Das neue Spiel ist eröffnet – Traditionelle IPOs vs. Blankoscheck-Unternehmen (SPACS)


Das Läuten der Glocke an der New Yorker Börse war früher ein Initiationsritus für amerikanische Vorstandsvorsitzende. Es signalisierte, dass das Unternehmen einen wichtigen Moment in seiner Entwicklung erreicht hatte, in dem es die Öffentlichkeit auffordern würde, seine Zukunft zu unterstützen und in seine Aktien zu investieren.

Eine der größten Börsennotierungen dieses Jahres tat jedoch etwas anderes. Der Vorstandsvorsitzende von Palantir, einem Datenanalyseunternehmen, erschien nicht zur Eröffnungsglocke und bot der Öffentlichkeit bei der Notierung auch keine neuen Aktien an.

Das Marktdebüt von Palantir als Direktnotierung, bei der keine neuen Aktien des Unternehmens geschaffen oder verkauft werden, sondern durch einen konventionelleren Börsengang (IPO), verdient unserer Meinung nach aus zwei Gründen Aufmerksamkeit. Es krönt einen kürzlichen Ansturm von Technologieunternehmen auf die öffentlichen Märkte, der Anklänge an den Dotcom-Boom von vor zwei Jahrzehnten enthält und in krassem Gegensatz zu der vorherrschenden wirtschaftlichen Unsicherheit steht. Noch beunruhigender ist unseres Erachtens die Tatsache, dass das Debüt des Unternehmens eine Verlagerung von Unternehmen mit niedrigem Umsatz auf die öffentlichen Märkte verdeutlicht. Eine zunehmende Zahl von Führungskräften weicht dem traditionellen Börsengang, der in den letzten Jahrzehnten der bevorzugte Weg zum Markt war, zugunsten von Alternativen aus, die unserer Meinung nach potentielle Nachteile für Privatanleger mit sich bringen.

SoftBank-Chef Masayoshi Son beansprucht den Status eines Visionärs, da er weniger mit kurzfristigen Anlegeranliegen zu tun hat. In jüngster Zeit hat er seine Glaubwürdigkeit wieder aufgebaut, indem er eine Pause von spekulativen Investitionen einlegte und Vermögenswerte veräußerte.

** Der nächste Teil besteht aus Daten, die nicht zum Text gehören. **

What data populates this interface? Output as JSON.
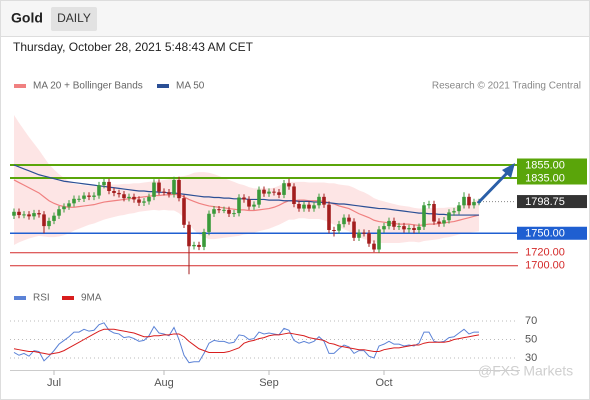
{
  "chart_data": [
    {
      "type": "candlestick",
      "title": "Gold",
      "timeframe": "DAILY",
      "date": "Thursday, October 28, 2021 5:48:43 AM CET",
      "credit": "Research © 2021 Trading Central",
      "ylim": [
        1675,
        1955
      ],
      "xticks": [
        {
          "value": 8,
          "label": "Jul"
        },
        {
          "value": 30,
          "label": "Aug"
        },
        {
          "value": 51,
          "label": "Sep"
        },
        {
          "value": 74,
          "label": "Oct"
        }
      ],
      "up_color": "#3a9a3a",
      "down_color": "#a31d1d",
      "ohlc": [
        [
          1777,
          1788,
          1772,
          1783
        ],
        [
          1783,
          1788,
          1773,
          1778
        ],
        [
          1778,
          1784,
          1773,
          1779
        ],
        [
          1779,
          1784,
          1771,
          1776
        ],
        [
          1776,
          1786,
          1771,
          1781
        ],
        [
          1781,
          1786,
          1774,
          1779
        ],
        [
          1779,
          1784,
          1750,
          1761
        ],
        [
          1761,
          1774,
          1756,
          1769
        ],
        [
          1769,
          1782,
          1764,
          1777
        ],
        [
          1777,
          1792,
          1772,
          1787
        ],
        [
          1787,
          1796,
          1782,
          1791
        ],
        [
          1791,
          1801,
          1786,
          1796
        ],
        [
          1796,
          1808,
          1791,
          1803
        ],
        [
          1803,
          1808,
          1798,
          1803
        ],
        [
          1803,
          1813,
          1798,
          1808
        ],
        [
          1808,
          1813,
          1801,
          1806
        ],
        [
          1806,
          1813,
          1801,
          1808
        ],
        [
          1808,
          1829,
          1803,
          1824
        ],
        [
          1824,
          1834,
          1819,
          1829
        ],
        [
          1829,
          1834,
          1810,
          1815
        ],
        [
          1815,
          1820,
          1807,
          1812
        ],
        [
          1812,
          1817,
          1805,
          1810
        ],
        [
          1810,
          1815,
          1799,
          1804
        ],
        [
          1804,
          1811,
          1799,
          1806
        ],
        [
          1806,
          1811,
          1797,
          1802
        ],
        [
          1802,
          1807,
          1792,
          1797
        ],
        [
          1797,
          1804,
          1792,
          1799
        ],
        [
          1799,
          1811,
          1794,
          1806
        ],
        [
          1806,
          1833,
          1801,
          1828
        ],
        [
          1828,
          1833,
          1809,
          1814
        ],
        [
          1814,
          1819,
          1808,
          1813
        ],
        [
          1813,
          1818,
          1805,
          1810
        ],
        [
          1810,
          1837,
          1805,
          1832
        ],
        [
          1832,
          1837,
          1799,
          1804
        ],
        [
          1804,
          1809,
          1758,
          1763
        ],
        [
          1763,
          1768,
          1687,
          1730
        ],
        [
          1730,
          1737,
          1725,
          1732
        ],
        [
          1732,
          1737,
          1724,
          1729
        ],
        [
          1729,
          1757,
          1724,
          1752
        ],
        [
          1752,
          1785,
          1747,
          1780
        ],
        [
          1780,
          1792,
          1775,
          1787
        ],
        [
          1787,
          1792,
          1781,
          1786
        ],
        [
          1786,
          1791,
          1781,
          1786
        ],
        [
          1786,
          1791,
          1775,
          1780
        ],
        [
          1780,
          1786,
          1775,
          1781
        ],
        [
          1781,
          1810,
          1776,
          1805
        ],
        [
          1805,
          1810,
          1797,
          1802
        ],
        [
          1802,
          1807,
          1786,
          1791
        ],
        [
          1791,
          1799,
          1786,
          1794
        ],
        [
          1794,
          1822,
          1789,
          1817
        ],
        [
          1817,
          1822,
          1806,
          1811
        ],
        [
          1811,
          1819,
          1806,
          1814
        ],
        [
          1814,
          1819,
          1808,
          1813
        ],
        [
          1813,
          1818,
          1804,
          1809
        ],
        [
          1809,
          1832,
          1804,
          1827
        ],
        [
          1827,
          1834,
          1817,
          1822
        ],
        [
          1822,
          1827,
          1790,
          1795
        ],
        [
          1795,
          1800,
          1783,
          1788
        ],
        [
          1788,
          1799,
          1783,
          1794
        ],
        [
          1794,
          1799,
          1783,
          1788
        ],
        [
          1788,
          1798,
          1783,
          1793
        ],
        [
          1793,
          1811,
          1788,
          1806
        ],
        [
          1806,
          1811,
          1789,
          1794
        ],
        [
          1794,
          1799,
          1750,
          1755
        ],
        [
          1755,
          1760,
          1745,
          1754
        ],
        [
          1754,
          1769,
          1749,
          1764
        ],
        [
          1764,
          1779,
          1759,
          1774
        ],
        [
          1774,
          1779,
          1763,
          1768
        ],
        [
          1768,
          1773,
          1738,
          1743
        ],
        [
          1743,
          1756,
          1738,
          1751
        ],
        [
          1751,
          1756,
          1745,
          1750
        ],
        [
          1750,
          1755,
          1729,
          1734
        ],
        [
          1734,
          1739,
          1721,
          1725
        ],
        [
          1725,
          1761,
          1720,
          1756
        ],
        [
          1756,
          1766,
          1751,
          1761
        ],
        [
          1761,
          1774,
          1756,
          1769
        ],
        [
          1769,
          1774,
          1755,
          1760
        ],
        [
          1760,
          1766,
          1755,
          1761
        ],
        [
          1761,
          1766,
          1751,
          1756
        ],
        [
          1756,
          1763,
          1751,
          1758
        ],
        [
          1758,
          1763,
          1750,
          1755
        ],
        [
          1755,
          1765,
          1750,
          1760
        ],
        [
          1760,
          1798,
          1755,
          1793
        ],
        [
          1793,
          1800,
          1788,
          1795
        ],
        [
          1795,
          1800,
          1763,
          1768
        ],
        [
          1768,
          1773,
          1760,
          1765
        ],
        [
          1765,
          1775,
          1760,
          1770
        ],
        [
          1770,
          1787,
          1765,
          1782
        ],
        [
          1782,
          1789,
          1777,
          1784
        ],
        [
          1784,
          1798,
          1779,
          1793
        ],
        [
          1793,
          1813,
          1788,
          1806
        ],
        [
          1806,
          1811,
          1788,
          1793
        ],
        [
          1793,
          1803,
          1788,
          1798
        ],
        [
          1798,
          1803,
          1793,
          1798
        ]
      ],
      "series": [
        {
          "name": "MA 20 + Bollinger Bands",
          "color": "#f08080",
          "band_color": "#fde0e0",
          "values": [
            1832,
            1828,
            1824,
            1820,
            1816,
            1812,
            1806,
            1800,
            1796,
            1793,
            1791,
            1790,
            1790,
            1791,
            1792,
            1793,
            1794,
            1796,
            1798,
            1799,
            1800,
            1801,
            1802,
            1803,
            1804,
            1805,
            1806,
            1807,
            1808,
            1808,
            1809,
            1809,
            1810,
            1809,
            1806,
            1802,
            1799,
            1796,
            1794,
            1792,
            1791,
            1790,
            1789,
            1788,
            1787,
            1786,
            1786,
            1785,
            1785,
            1786,
            1787,
            1788,
            1790,
            1793,
            1797,
            1800,
            1800,
            1801,
            1801,
            1800,
            1800,
            1800,
            1799,
            1797,
            1795,
            1792,
            1790,
            1788,
            1784,
            1780,
            1777,
            1774,
            1770,
            1768,
            1767,
            1766,
            1765,
            1764,
            1764,
            1764,
            1763,
            1762,
            1763,
            1764,
            1764,
            1765,
            1766,
            1767,
            1768,
            1770,
            1772,
            1774,
            1776,
            1778
          ],
          "upper": [
            1932,
            1920,
            1909,
            1898,
            1888,
            1878,
            1867,
            1856,
            1848,
            1841,
            1835,
            1830,
            1826,
            1825,
            1824,
            1823,
            1823,
            1824,
            1825,
            1825,
            1825,
            1825,
            1826,
            1826,
            1827,
            1827,
            1828,
            1829,
            1830,
            1831,
            1832,
            1833,
            1835,
            1837,
            1838,
            1840,
            1843,
            1844,
            1844,
            1843,
            1841,
            1838,
            1835,
            1832,
            1829,
            1826,
            1824,
            1821,
            1819,
            1819,
            1819,
            1819,
            1820,
            1823,
            1827,
            1829,
            1829,
            1829,
            1829,
            1828,
            1828,
            1828,
            1828,
            1827,
            1827,
            1825,
            1824,
            1823,
            1820,
            1816,
            1813,
            1809,
            1804,
            1801,
            1799,
            1797,
            1795,
            1793,
            1792,
            1791,
            1789,
            1788,
            1788,
            1789,
            1788,
            1789,
            1789,
            1790,
            1790,
            1792,
            1794,
            1797,
            1800,
            1803
          ],
          "lower": [
            1732,
            1736,
            1739,
            1742,
            1744,
            1746,
            1745,
            1744,
            1744,
            1745,
            1747,
            1750,
            1754,
            1757,
            1760,
            1763,
            1765,
            1768,
            1771,
            1773,
            1775,
            1777,
            1778,
            1780,
            1781,
            1783,
            1784,
            1785,
            1786,
            1785,
            1786,
            1785,
            1785,
            1781,
            1774,
            1764,
            1755,
            1748,
            1744,
            1741,
            1741,
            1742,
            1743,
            1744,
            1745,
            1746,
            1748,
            1749,
            1751,
            1753,
            1755,
            1757,
            1760,
            1763,
            1767,
            1771,
            1771,
            1773,
            1773,
            1772,
            1772,
            1772,
            1770,
            1767,
            1763,
            1759,
            1756,
            1753,
            1748,
            1744,
            1741,
            1739,
            1736,
            1735,
            1735,
            1735,
            1735,
            1735,
            1736,
            1737,
            1737,
            1736,
            1738,
            1739,
            1740,
            1741,
            1743,
            1744,
            1746,
            1748,
            1750,
            1751,
            1752,
            1753
          ]
        },
        {
          "name": "MA 50",
          "color": "#2b4f95",
          "values": [
            1855,
            1852,
            1849,
            1846,
            1843,
            1840,
            1838,
            1836,
            1834,
            1832,
            1830,
            1829,
            1828,
            1827,
            1826,
            1825,
            1824,
            1823,
            1822,
            1821,
            1820,
            1819,
            1818,
            1817,
            1816,
            1815,
            1815,
            1814,
            1814,
            1813,
            1813,
            1812,
            1812,
            1811,
            1810,
            1809,
            1808,
            1807,
            1806,
            1806,
            1805,
            1805,
            1804,
            1804,
            1803,
            1803,
            1803,
            1802,
            1802,
            1802,
            1802,
            1801,
            1801,
            1801,
            1800,
            1800,
            1800,
            1799,
            1799,
            1799,
            1798,
            1798,
            1797,
            1797,
            1796,
            1795,
            1795,
            1794,
            1793,
            1792,
            1791,
            1790,
            1789,
            1788,
            1788,
            1787,
            1786,
            1785,
            1784,
            1783,
            1782,
            1781,
            1781,
            1780,
            1780,
            1779,
            1779,
            1778,
            1778,
            1778,
            1778,
            1778,
            1778,
            1778
          ]
        }
      ],
      "levels": [
        {
          "value": 1855,
          "label": "1855.00",
          "color": "#5aa50a",
          "style": "box"
        },
        {
          "value": 1835,
          "label": "1835.00",
          "color": "#5aa50a",
          "style": "box"
        },
        {
          "value": 1798.75,
          "label": "1798.75",
          "color": "#333333",
          "style": "current"
        },
        {
          "value": 1750,
          "label": "1750.00",
          "color": "#1f5fd1",
          "style": "box"
        },
        {
          "value": 1720,
          "label": "1720.00",
          "color": "#d42a2a",
          "style": "text"
        },
        {
          "value": 1700,
          "label": "1700.00",
          "color": "#d42a2a",
          "style": "text"
        }
      ]
    },
    {
      "type": "line",
      "ylim": [
        16,
        84
      ],
      "yticks": [
        70,
        50,
        30
      ],
      "watermark": "@FXS Markets",
      "series": [
        {
          "name": "RSI",
          "color": "#5b82d6",
          "values": [
            36,
            33,
            35,
            32,
            38,
            37,
            27,
            32,
            38,
            45,
            49,
            53,
            58,
            58,
            61,
            59,
            60,
            66,
            68,
            60,
            57,
            56,
            52,
            53,
            51,
            48,
            49,
            54,
            64,
            57,
            56,
            54,
            63,
            50,
            33,
            25,
            26,
            26,
            35,
            46,
            49,
            48,
            48,
            46,
            47,
            55,
            54,
            50,
            51,
            58,
            56,
            57,
            56,
            55,
            62,
            60,
            49,
            46,
            48,
            46,
            48,
            53,
            48,
            35,
            35,
            40,
            44,
            42,
            35,
            38,
            38,
            32,
            30,
            43,
            45,
            48,
            45,
            45,
            43,
            44,
            43,
            46,
            58,
            58,
            48,
            47,
            48,
            52,
            53,
            57,
            61,
            56,
            58,
            58
          ]
        },
        {
          "name": "9MA",
          "color": "#d81e1e",
          "values": [
            40,
            39,
            38,
            37,
            37,
            36,
            35,
            34,
            35,
            36,
            38,
            41,
            44,
            47,
            50,
            53,
            56,
            59,
            61,
            61,
            61,
            60,
            59,
            58,
            57,
            55,
            53,
            53,
            54,
            54,
            55,
            55,
            56,
            56,
            53,
            48,
            44,
            40,
            38,
            36,
            36,
            36,
            36,
            37,
            39,
            41,
            46,
            48,
            49,
            51,
            52,
            54,
            55,
            55,
            56,
            57,
            56,
            55,
            54,
            52,
            51,
            50,
            49,
            46,
            45,
            43,
            42,
            41,
            40,
            39,
            39,
            38,
            37,
            37,
            39,
            40,
            41,
            41,
            42,
            43,
            44,
            44,
            46,
            47,
            47,
            47,
            47,
            48,
            50,
            51,
            52,
            53,
            54,
            55
          ]
        }
      ]
    }
  ]
}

Doch der Vision Fund des japanischen Technologiekonzerns könnte einen Teil dieser Bemühungen zunichte machen. Berichten zufolge plant der Fonds angeblich die Gründung eines „Blankoscheck“-Unternehmens, um externe Finanzierung zu erhalten. Kein Wunder, dass sich das Marktangebot davon mehr als verdoppelt hat. Darüber hinaus hat sich der Vision Fund schwer getan, Geld für ein zweites Projekt aufzutreiben. Aber die US-Tech-Rallye steigerte die Gewinne des Fonds um 2,8 Milliarden USD, was vielleicht sein Vertrauen geweckt hat.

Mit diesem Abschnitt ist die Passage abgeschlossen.